My parents certainly have suffered a lot in the process of trying to get their credential assessed and to get good jobs,” Khan says, “and they have been told many times, ‘You have an accent’ or ‘You should go back to wherever you came from’ or ‘Your education is not good enough. Your work experience is not good enough.’
“And all that, I believe, mainly has to do with racism… some employers looking for people to exploit – and newcomers often have to accept the lowest-paying jobs and the worst work conditions. And that is a problem.”
Having witnessed her parents’ struggle, Sadia decided to devote herself to activities that would help immigrants in Canada find the lives they deserve. She has been in the settlement sector since 2008 because she feels it goes beyond service provision.

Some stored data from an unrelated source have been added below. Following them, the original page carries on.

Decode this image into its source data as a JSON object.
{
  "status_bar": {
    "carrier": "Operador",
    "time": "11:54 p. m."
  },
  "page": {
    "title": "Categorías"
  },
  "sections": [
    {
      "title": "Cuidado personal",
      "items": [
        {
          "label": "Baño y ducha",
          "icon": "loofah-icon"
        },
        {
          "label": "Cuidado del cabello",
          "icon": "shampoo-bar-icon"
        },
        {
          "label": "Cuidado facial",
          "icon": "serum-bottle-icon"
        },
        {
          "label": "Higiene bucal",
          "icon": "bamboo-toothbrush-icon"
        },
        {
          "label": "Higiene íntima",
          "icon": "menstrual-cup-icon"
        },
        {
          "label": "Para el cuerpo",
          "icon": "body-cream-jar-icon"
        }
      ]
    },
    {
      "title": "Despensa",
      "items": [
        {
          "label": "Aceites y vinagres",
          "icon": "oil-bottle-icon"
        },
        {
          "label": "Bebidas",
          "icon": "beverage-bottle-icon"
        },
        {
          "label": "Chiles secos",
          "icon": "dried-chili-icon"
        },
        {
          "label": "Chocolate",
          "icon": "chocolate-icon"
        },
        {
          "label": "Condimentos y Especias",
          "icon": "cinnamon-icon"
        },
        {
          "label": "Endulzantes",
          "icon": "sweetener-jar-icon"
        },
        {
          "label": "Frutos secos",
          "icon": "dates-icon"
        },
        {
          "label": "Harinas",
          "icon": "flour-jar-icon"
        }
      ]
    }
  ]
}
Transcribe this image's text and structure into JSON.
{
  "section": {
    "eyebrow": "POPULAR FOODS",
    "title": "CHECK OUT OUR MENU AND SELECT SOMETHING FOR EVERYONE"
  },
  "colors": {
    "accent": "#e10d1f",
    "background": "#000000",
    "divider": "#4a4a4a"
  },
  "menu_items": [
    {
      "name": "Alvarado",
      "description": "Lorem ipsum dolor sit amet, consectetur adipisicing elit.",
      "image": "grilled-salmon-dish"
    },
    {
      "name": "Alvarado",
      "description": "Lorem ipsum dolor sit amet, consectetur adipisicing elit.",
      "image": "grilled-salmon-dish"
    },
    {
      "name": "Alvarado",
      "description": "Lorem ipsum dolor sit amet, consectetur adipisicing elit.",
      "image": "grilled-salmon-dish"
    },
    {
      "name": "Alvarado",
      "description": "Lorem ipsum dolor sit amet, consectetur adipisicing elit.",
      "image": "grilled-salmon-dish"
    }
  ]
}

That is why she got really excited when she learned about the Community Engagement Program at MNLCT and saw a job posting for a summer position for a post-secondary student. “The Community Engagement program really drew me,” she says, “because it explicitly wanted to address immigrant justice issues, civic participation, and policy setting”. When Sadia saw MNLCT’s posting, she immediately felt it was the perfect job for her.
Sadia was so enthusiastic to work in this program that she put a note in her application saying that even if the decision makers do not hire her for the paid position, she would love to volunteer for the Centre. However, she was hired and spent the summer working at MNLCT. When autumn came, Sadia went back to school – she was a Bachelor’s student in an Ethics, Societ,y and Law program at the University of Toronto. While studying, she kept in touch with her supervisor at the Centre, and the next year, when another summer student position was announced, she was hired again. This time she worked on a community mapping project and then again in 2013 on participatory action research with the Latin American Toronto.

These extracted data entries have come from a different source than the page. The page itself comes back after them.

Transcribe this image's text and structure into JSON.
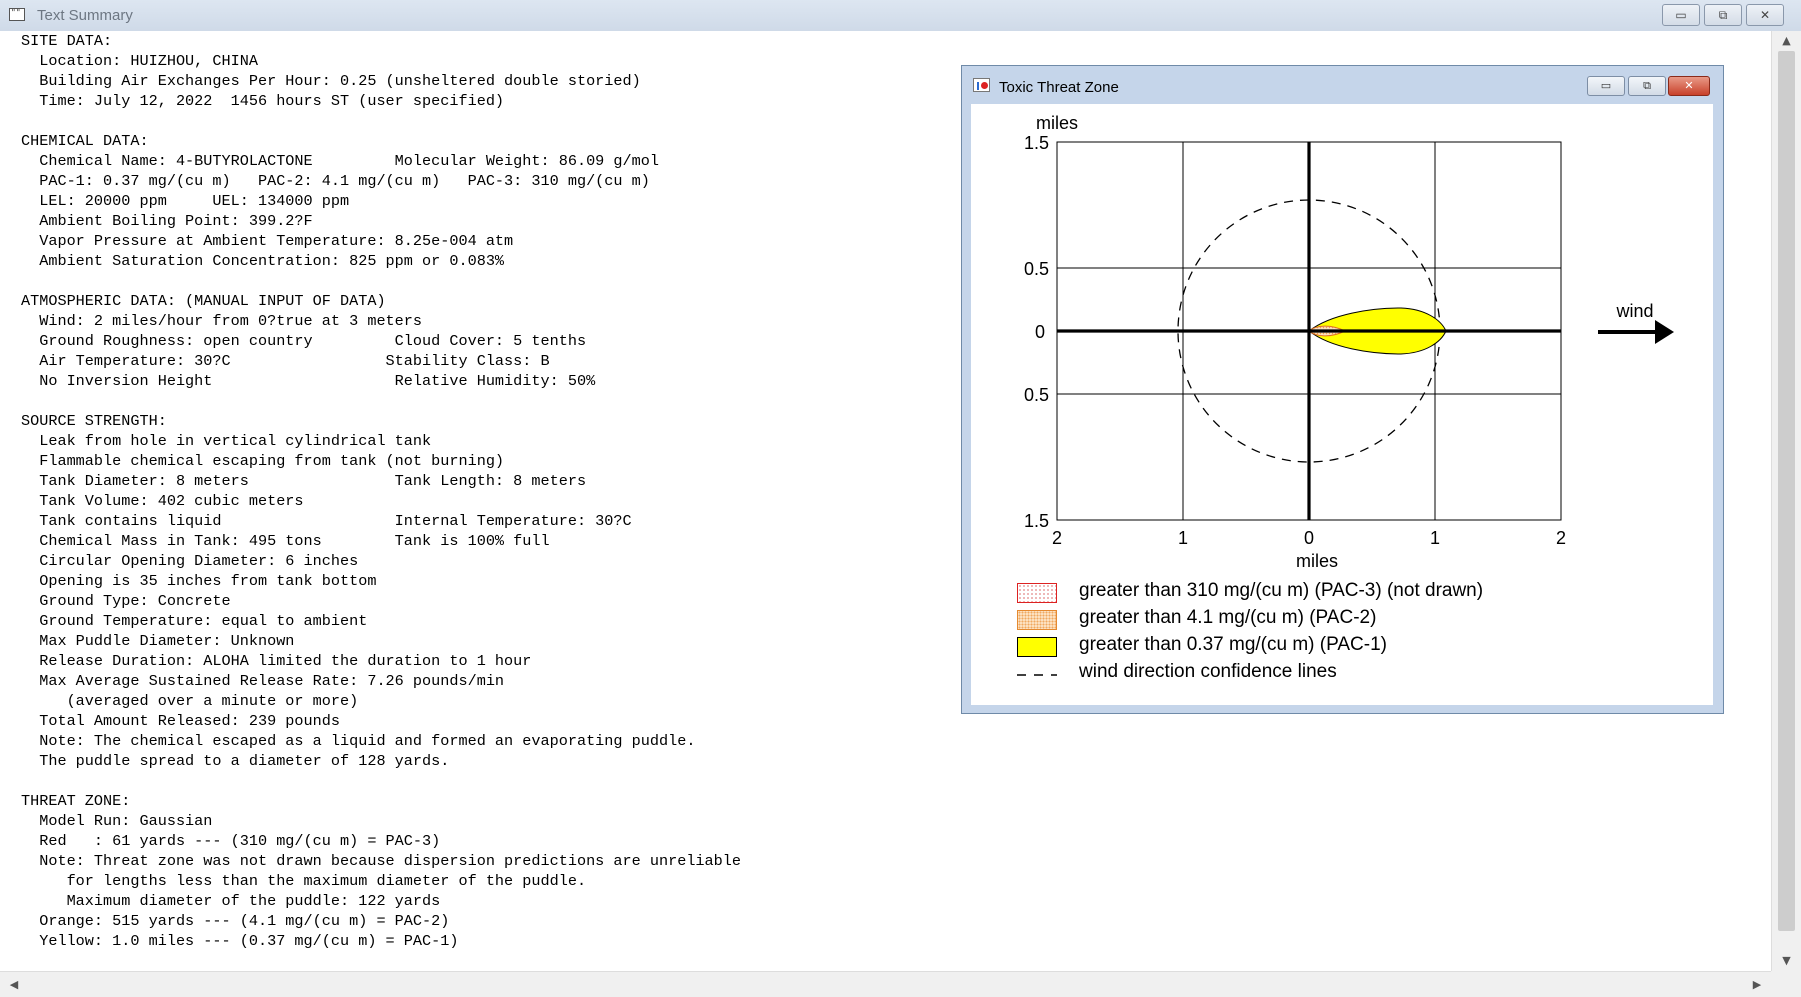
{
  "window": {
    "title": "Text Summary",
    "app_icon_text": "\"\"",
    "buttons": {
      "minimize": "▭",
      "maximize": "⧉",
      "close": "✕"
    }
  },
  "summary_lines": [
    "SITE DATA:",
    "  Location: HUIZHOU, CHINA",
    "  Building Air Exchanges Per Hour: 0.25 (unsheltered double storied)",
    "  Time: July 12, 2022  1456 hours ST (user specified)",
    "",
    "CHEMICAL DATA:",
    "  Chemical Name: 4-BUTYROLACTONE         Molecular Weight: 86.09 g/mol",
    "  PAC-1: 0.37 mg/(cu m)   PAC-2: 4.1 mg/(cu m)   PAC-3: 310 mg/(cu m)",
    "  LEL: 20000 ppm     UEL: 134000 ppm",
    "  Ambient Boiling Point: 399.2?F",
    "  Vapor Pressure at Ambient Temperature: 8.25e-004 atm",
    "  Ambient Saturation Concentration: 825 ppm or 0.083%",
    "",
    "ATMOSPHERIC DATA: (MANUAL INPUT OF DATA)",
    "  Wind: 2 miles/hour from 0?true at 3 meters",
    "  Ground Roughness: open country         Cloud Cover: 5 tenths",
    "  Air Temperature: 30?C                 Stability Class: B",
    "  No Inversion Height                    Relative Humidity: 50%",
    "",
    "SOURCE STRENGTH:",
    "  Leak from hole in vertical cylindrical tank",
    "  Flammable chemical escaping from tank (not burning)",
    "  Tank Diameter: 8 meters                Tank Length: 8 meters",
    "  Tank Volume: 402 cubic meters",
    "  Tank contains liquid                   Internal Temperature: 30?C",
    "  Chemical Mass in Tank: 495 tons        Tank is 100% full",
    "  Circular Opening Diameter: 6 inches",
    "  Opening is 35 inches from tank bottom",
    "  Ground Type: Concrete",
    "  Ground Temperature: equal to ambient",
    "  Max Puddle Diameter: Unknown",
    "  Release Duration: ALOHA limited the duration to 1 hour",
    "  Max Average Sustained Release Rate: 7.26 pounds/min",
    "     (averaged over a minute or more)",
    "  Total Amount Released: 239 pounds",
    "  Note: The chemical escaped as a liquid and formed an evaporating puddle.",
    "  The puddle spread to a diameter of 128 yards.",
    "",
    "THREAT ZONE:",
    "  Model Run: Gaussian",
    "  Red   : 61 yards --- (310 mg/(cu m) = PAC-3)",
    "  Note: Threat zone was not drawn because dispersion predictions are unreliable",
    "     for lengths less than the maximum diameter of the puddle.",
    "     Maximum diameter of the puddle: 122 yards",
    "  Orange: 515 yards --- (4.1 mg/(cu m) = PAC-2)",
    "  Yellow: 1.0 miles --- (0.37 mg/(cu m) = PAC-1)"
  ],
  "scrollbars": {
    "up": "▲",
    "down": "▼",
    "left": "◀",
    "right": "▶"
  },
  "threat_zone_window": {
    "title": "Toxic Threat Zone",
    "buttons": {
      "minimize": "▭",
      "maximize": "⧉",
      "close": "✕"
    },
    "plot": {
      "y_unit_label": "miles",
      "x_axis_label": "miles",
      "x_ticks": [
        "2",
        "1",
        "0",
        "1",
        "2"
      ],
      "y_ticks": [
        "1.5",
        "0.5",
        "0",
        "0.5",
        "1.5"
      ],
      "wind_label": "wind"
    },
    "legend": [
      {
        "key": "pac3",
        "label": "greater than 310 mg/(cu m) (PAC-3) (not drawn)"
      },
      {
        "key": "pac2",
        "label": "greater than 4.1 mg/(cu m) (PAC-2)"
      },
      {
        "key": "pac1",
        "label": "greater than 0.37 mg/(cu m) (PAC-1)"
      },
      {
        "key": "dash",
        "label": "wind direction confidence lines"
      }
    ],
    "colors": {
      "pac1": "#ffff00",
      "pac2": "#f6b878",
      "pac3": "#e02020"
    }
  }
}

What Sadia values most in the Centre is its commitment to starting conversations that would lead to social change.
“From my own perspective,” Sadia explains, “the charges against immigrants that they are stealing jobs from Canadians, or taking over the country–are racist myths. As a young postsecondary student, I am facing barriers very similar to newcomers in terms of looking for work. Instead of me feeling like I am in competition…I need to see that this is a problem.… for all of us.
The Mennonite New Life Centre with other community groups is trying to start very honest conversations about immigrant issues. Issues we need to talk about because decisions are taken based on them and people are affected. And so it is incredibly important to create spaces for dialogue – where people with similar interests would be able to come together, to connect with each other. Otherwise, divisions will continue and people will not unite to make social changes that would benefit all of us.”